DISEASES OF THE EAR.

CHAPTER XXX.

ANATOMY AND PHYSIOLOGY OF THE EAR. 271. General Anatomy and Development.-The auditory organ is divided into the interior, middle, and external ear. The interior ear consists of the terminations of the auditory nerve in the interior of chambers hollowed out in the depth of the petrous bone. This, the apparatus for the perception of sound, is the first part of the ear developed in the embryo and the only part found in the lower vertebrates, especially the fishes. It develops at the side of the hind-brain vesicle in the form of a pit in the epiblast, which, as it sinks in deeper, changes into a vesicle detached from the surface. The auditory nerve, growing out from the brain, enters this vesicle. The latter elongates and divides into two portions-the upper becoming the utriculus, the lower, the sacculus.

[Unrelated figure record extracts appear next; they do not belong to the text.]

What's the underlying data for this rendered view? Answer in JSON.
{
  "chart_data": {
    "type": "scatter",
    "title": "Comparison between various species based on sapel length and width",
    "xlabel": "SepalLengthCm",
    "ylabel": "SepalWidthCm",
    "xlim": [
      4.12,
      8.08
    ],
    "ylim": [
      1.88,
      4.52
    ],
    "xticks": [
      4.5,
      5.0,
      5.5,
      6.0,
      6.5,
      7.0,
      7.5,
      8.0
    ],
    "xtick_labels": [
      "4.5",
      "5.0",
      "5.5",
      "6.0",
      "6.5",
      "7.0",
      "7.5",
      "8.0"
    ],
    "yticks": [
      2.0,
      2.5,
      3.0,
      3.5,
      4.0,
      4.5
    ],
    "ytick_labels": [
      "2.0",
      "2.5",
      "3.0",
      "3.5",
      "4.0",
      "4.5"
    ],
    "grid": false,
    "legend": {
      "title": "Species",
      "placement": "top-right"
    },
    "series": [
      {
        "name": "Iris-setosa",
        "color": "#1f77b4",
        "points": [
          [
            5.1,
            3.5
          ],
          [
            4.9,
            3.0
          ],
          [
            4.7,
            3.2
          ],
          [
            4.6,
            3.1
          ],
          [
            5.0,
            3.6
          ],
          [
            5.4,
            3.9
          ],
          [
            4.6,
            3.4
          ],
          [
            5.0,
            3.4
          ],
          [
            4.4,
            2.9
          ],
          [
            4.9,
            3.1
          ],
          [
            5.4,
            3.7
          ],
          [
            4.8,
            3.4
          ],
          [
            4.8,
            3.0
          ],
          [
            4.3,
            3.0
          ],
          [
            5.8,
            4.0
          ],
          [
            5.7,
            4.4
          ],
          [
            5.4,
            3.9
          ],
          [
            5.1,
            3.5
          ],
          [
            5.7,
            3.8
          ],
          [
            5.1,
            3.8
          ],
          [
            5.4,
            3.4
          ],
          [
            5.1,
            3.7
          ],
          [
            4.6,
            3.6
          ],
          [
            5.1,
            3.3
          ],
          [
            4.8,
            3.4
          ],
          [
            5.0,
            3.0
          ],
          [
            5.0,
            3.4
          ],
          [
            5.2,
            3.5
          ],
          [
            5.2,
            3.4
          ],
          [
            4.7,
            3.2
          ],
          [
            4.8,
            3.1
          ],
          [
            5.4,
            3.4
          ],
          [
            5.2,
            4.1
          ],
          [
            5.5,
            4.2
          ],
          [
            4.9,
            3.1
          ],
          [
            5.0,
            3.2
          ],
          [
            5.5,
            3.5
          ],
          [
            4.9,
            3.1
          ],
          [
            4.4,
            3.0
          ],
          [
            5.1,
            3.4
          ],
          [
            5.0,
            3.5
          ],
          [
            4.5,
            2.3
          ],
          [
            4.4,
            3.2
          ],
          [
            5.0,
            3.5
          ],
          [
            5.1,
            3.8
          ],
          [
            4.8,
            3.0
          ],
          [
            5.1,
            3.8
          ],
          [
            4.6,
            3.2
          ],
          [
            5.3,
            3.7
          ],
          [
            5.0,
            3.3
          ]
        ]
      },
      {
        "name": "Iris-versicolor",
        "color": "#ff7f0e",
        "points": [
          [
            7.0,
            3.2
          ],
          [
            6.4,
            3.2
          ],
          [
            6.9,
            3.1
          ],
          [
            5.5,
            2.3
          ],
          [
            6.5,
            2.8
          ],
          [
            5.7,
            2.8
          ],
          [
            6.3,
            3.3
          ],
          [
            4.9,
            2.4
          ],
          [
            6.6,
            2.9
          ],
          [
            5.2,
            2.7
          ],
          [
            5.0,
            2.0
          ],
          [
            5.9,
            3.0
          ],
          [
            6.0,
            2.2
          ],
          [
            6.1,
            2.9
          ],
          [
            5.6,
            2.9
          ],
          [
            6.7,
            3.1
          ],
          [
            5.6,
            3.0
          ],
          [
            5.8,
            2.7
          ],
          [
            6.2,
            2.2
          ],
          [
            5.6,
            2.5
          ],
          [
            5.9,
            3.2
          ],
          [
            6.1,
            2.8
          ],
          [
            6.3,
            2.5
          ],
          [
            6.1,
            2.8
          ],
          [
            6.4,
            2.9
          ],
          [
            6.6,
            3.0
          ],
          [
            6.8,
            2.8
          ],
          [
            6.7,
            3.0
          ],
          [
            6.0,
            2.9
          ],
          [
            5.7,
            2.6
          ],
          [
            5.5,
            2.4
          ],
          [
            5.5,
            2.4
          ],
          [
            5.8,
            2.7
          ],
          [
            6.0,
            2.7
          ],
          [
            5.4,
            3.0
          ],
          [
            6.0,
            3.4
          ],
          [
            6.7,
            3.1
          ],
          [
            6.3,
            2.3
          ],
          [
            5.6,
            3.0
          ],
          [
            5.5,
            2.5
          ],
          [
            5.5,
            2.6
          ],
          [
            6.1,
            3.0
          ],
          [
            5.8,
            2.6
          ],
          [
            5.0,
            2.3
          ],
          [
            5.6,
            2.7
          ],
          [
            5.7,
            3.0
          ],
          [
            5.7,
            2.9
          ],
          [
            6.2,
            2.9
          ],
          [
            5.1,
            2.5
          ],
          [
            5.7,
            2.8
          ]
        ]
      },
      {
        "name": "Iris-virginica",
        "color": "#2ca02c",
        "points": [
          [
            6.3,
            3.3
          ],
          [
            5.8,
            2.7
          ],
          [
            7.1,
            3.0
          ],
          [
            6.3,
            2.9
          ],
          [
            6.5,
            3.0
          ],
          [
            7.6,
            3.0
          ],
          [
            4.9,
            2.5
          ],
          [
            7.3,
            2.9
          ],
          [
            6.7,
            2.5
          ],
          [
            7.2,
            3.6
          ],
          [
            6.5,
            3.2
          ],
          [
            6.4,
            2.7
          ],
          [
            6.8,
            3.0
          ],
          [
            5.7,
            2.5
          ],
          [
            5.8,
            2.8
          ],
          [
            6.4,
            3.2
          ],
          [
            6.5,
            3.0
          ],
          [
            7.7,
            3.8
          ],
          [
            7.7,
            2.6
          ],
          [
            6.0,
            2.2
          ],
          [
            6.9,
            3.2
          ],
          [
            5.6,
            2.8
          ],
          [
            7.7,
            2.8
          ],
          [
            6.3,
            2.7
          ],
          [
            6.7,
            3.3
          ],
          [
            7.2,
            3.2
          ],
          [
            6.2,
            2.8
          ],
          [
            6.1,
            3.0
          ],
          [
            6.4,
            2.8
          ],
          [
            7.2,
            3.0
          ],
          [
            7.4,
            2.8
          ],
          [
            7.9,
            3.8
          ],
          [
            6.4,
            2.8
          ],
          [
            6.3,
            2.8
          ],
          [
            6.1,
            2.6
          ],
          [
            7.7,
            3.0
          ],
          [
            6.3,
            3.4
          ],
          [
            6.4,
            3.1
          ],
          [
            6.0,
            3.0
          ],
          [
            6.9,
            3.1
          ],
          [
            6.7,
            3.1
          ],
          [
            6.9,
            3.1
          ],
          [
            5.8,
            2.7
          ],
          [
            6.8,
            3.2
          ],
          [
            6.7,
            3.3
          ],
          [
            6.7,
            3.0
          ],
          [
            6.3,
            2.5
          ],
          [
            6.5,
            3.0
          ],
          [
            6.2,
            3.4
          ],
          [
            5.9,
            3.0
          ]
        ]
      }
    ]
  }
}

From the upper extrude hollow ridges which change into the semicircular canals. The lower cavity sends forth a tubular extension, the cochlea. This tube coils in a spiral manner in higher animals, reaching 2 turns in man. The semicircular canals, of which it is doubtful whether they serve for hearing, exist in all vertebrates, although the lowest fishes have but two. The cochlea, the organ of sound perception, is developed progressively in the animal scale beyond fishes. Semicircular canals and cochlea constitute the labyrinth contained in tunneled-out spaces in the petrous bone.